Nuovi studi sono sempre utili, ma occorre chiarire a quale domanda debbano rispondere. Questo approccio è necessario per evitare che vengono utilizzati per rinviare l’azione fino alla scomparsa di ogni incertezza, col rischio di prolungare quel tempo dell’attesa che ha caratterizzato la storia della Terra dei Fuochi.

Servono studi per stabilire dove intervenire prioritariamente, quali esposizioni ridurre e se gli interventi stanno funzionando, che siano cioè una parte integrante del sistema di prevenzione.

Dalla documentazione del danno alla valutazione degli interventi

È forse questa una delle conseguenze scientificamente più interessanti della sentenza di Strasburgo. Le conoscenze disponibili hanno già avuto, nel ragionamento della Corte, una forza sufficiente a fondare un obbligo di protezione. I limiti conoscitivi mantengono tuttavia tutta la loro importanza per orientare quell’azione e valutarne i risultati.

Questa esigenza è anche della Sentenza: tra le misure indicate dalla Corte figura proprio l’istituzione di un meccanismo indipendente di monitoraggio, insieme a una strategia complessiva e a una piattaforma pubblica di informazione. La questione diventa quindi anche quali indicatori utilizzare per verificare nel tempo l’efficacia delle azioni intraprese.
La domanda epidemiologica dovrebbe quindi evolvere per definire dove si concentra oggi il rischio, quali popolazioni sono maggiormente esposte, quali interventi producono maggiori benefici.
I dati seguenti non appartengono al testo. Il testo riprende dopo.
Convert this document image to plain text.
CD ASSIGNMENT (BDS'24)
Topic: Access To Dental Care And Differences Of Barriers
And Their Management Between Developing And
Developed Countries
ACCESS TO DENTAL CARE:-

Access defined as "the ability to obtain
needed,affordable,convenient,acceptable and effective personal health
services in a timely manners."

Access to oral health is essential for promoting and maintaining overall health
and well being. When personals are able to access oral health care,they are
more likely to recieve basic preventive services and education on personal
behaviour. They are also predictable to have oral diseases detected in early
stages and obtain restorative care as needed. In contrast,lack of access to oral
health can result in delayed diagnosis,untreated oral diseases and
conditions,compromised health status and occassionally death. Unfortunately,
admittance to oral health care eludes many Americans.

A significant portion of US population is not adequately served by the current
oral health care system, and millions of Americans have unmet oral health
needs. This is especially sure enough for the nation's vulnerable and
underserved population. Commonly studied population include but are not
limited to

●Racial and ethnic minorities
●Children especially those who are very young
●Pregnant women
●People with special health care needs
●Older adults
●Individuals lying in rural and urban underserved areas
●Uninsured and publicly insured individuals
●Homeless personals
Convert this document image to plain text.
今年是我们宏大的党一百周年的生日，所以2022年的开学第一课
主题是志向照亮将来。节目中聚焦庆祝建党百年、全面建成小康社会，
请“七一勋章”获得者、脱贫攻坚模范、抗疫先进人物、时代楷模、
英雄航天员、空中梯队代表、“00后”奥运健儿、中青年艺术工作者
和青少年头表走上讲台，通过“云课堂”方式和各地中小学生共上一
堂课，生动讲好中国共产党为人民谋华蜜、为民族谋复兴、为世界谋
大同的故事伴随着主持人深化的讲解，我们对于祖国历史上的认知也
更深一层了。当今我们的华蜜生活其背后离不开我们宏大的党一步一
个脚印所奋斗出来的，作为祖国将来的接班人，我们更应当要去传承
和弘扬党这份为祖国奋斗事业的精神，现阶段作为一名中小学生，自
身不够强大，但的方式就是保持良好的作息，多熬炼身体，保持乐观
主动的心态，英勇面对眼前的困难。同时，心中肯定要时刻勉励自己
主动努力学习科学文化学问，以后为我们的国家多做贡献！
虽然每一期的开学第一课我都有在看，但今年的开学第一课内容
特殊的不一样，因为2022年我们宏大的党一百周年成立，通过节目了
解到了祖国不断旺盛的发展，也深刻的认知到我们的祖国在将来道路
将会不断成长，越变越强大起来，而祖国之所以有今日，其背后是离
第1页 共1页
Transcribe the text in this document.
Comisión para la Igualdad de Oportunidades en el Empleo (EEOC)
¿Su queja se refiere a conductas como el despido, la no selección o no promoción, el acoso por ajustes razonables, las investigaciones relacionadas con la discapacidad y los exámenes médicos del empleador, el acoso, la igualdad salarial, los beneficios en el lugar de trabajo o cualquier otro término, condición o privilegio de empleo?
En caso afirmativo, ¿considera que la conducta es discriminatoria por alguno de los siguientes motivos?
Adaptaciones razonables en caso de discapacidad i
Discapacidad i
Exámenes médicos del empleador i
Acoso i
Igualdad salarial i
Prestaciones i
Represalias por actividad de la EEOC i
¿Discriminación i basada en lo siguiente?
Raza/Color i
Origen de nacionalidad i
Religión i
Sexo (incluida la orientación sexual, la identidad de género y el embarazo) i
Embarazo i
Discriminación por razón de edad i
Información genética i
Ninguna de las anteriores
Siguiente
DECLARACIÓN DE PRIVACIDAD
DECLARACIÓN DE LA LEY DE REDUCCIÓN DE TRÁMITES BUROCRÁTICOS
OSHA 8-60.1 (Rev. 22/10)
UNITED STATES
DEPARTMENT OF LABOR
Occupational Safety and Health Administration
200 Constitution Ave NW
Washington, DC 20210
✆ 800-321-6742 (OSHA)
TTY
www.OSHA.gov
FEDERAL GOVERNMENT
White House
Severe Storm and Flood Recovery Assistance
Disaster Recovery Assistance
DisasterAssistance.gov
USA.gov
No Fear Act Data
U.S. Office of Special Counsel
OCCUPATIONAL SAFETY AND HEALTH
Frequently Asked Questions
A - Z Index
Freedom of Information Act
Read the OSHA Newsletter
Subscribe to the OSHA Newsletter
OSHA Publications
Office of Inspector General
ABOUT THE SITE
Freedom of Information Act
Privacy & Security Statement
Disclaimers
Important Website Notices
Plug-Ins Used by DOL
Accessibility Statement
A domandarsi se le esposizioni ambientali a rischio stiano diminuendo e la salute stia migliorando sono sia gli epidemiologi sia le persone residenti.
Il tempo trascorso dal gennaio 2025 conta anche per questo. La Corte ha riconosciuto che le conoscenze accumulate rendevano necessario proteggere la popolazione e ha indicato nel monitoraggio indipendente uno degli strumenti necessari. La sfida scientifica che ne deriva è costruire gli strumenti per sapere, negli anni che vengono, se quella protezione sta realmente avvenendo.